If you are considering a development in a growing community, you may come up against development Impact Fees. They are one-time fees that are associated with the infrastructure that is required for a new development. They are not considered a tax.
These fees may cover any of the following services:
• Water, sewer, and utilities
• Schools and library services
DIF must be used directly to develop these types of services-they cannot be used to support existing ones. The idea of an Impact Fee is that new members of a community pay for the services that they will use instead of the tax burden of providing those services falling on existing members of the community. IF are a popular device in areas of rapid growth where an existing population is struggling to keep up the infrastructure for the new population.
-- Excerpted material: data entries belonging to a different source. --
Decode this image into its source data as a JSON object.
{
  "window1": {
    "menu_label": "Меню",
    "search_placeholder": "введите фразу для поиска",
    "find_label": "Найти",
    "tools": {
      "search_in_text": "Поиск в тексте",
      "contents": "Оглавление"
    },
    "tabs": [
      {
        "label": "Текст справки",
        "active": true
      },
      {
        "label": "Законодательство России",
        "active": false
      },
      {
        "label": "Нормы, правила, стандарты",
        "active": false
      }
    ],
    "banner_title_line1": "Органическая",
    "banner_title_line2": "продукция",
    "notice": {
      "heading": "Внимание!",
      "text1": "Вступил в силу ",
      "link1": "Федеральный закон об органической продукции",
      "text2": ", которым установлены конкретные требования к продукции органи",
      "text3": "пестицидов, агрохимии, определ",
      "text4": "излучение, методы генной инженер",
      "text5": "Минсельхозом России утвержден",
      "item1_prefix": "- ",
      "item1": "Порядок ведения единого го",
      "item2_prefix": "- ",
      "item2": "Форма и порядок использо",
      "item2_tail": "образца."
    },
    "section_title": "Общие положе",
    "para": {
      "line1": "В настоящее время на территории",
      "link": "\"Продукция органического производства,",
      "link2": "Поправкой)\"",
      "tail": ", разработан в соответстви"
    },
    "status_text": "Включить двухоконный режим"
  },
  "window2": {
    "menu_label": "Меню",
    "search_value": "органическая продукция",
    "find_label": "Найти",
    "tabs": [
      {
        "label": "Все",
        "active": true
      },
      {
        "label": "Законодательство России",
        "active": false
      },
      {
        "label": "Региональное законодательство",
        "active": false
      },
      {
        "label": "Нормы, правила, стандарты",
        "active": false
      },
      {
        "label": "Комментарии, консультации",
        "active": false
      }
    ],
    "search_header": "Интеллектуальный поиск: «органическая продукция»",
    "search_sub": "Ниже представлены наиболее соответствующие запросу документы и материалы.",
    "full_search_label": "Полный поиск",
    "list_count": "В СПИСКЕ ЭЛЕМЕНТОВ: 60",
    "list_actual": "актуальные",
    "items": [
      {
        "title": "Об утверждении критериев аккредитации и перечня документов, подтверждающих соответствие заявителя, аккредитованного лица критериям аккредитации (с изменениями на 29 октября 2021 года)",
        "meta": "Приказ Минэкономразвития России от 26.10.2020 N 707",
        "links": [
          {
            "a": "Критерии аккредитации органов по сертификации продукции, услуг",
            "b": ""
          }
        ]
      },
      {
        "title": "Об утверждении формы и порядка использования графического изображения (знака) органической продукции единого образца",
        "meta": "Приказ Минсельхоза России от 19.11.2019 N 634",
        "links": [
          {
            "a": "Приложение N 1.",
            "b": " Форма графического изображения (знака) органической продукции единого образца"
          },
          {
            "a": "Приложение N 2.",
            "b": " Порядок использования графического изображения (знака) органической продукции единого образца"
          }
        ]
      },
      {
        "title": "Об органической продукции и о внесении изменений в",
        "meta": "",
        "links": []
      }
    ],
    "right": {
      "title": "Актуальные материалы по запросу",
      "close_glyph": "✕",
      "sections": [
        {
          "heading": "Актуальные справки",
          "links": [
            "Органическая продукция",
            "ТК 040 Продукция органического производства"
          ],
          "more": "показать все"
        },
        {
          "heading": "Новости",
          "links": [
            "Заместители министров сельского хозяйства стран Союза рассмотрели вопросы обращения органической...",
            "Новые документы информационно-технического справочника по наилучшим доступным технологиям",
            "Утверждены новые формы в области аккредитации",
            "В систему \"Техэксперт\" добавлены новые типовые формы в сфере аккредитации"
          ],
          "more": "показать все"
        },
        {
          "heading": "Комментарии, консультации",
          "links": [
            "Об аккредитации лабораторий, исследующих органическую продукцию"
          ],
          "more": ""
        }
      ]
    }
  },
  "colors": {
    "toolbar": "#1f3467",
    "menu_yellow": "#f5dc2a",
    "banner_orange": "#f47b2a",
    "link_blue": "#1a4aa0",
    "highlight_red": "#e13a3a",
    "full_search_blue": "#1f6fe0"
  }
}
These fees can also help communities avoid uncontrolled urban sprawl. By requiring higher fees for property that is further away from the urban center and thus further away from the infrastructure hub, communities reduce the risk that developers will skip over closer land that is closer to the urban center. Developers then may be more likely to develop the desired property closer to the city center. IF also have advantages for developments. They can ensure that a new development receives the needed infrastructure before the development is complete.
Each state has varying laws about exactly how impact fees can be structured and utilized. If you are considering a development in an area where IF are in use, you may want to contact a lawyer who specializes in these fees. A lawyer can make sure that the IF you are required to pay stand up to state laws. IF require a highly trained local government staff for the IF to be properly planned and implemented-the way the fee is implemented may not always be legal. Often times, IF can be taken to court in states where there is not a set precedent on the powers a community has to levy IF.
While each state has varying laws governing the use of impact fees, there are some general legal boundaries for DIF. They must:
• Be roughly proportional to the cost of the infrastructure work completed
• Apply to all new developments within a community
• Be issued by a local government body that has the power under their state legislature to enact such fees
A real estate lawyer who specializes in IF in your area can help you determine if an impact fee is legitimate and fair. If you are a developer in an area with IF, you will have to decide how you will offset the fees. You will either have to absorb some of the impact fee cost or pass on the fee to your buyers. In a high demand area, you may be able to easily pass on the impact fee to your buyers, but you should check out your competition first-you may be near the impact fee boundary and thus in competition with other builders and housing prices that are lower because they do not reflect an impact fee.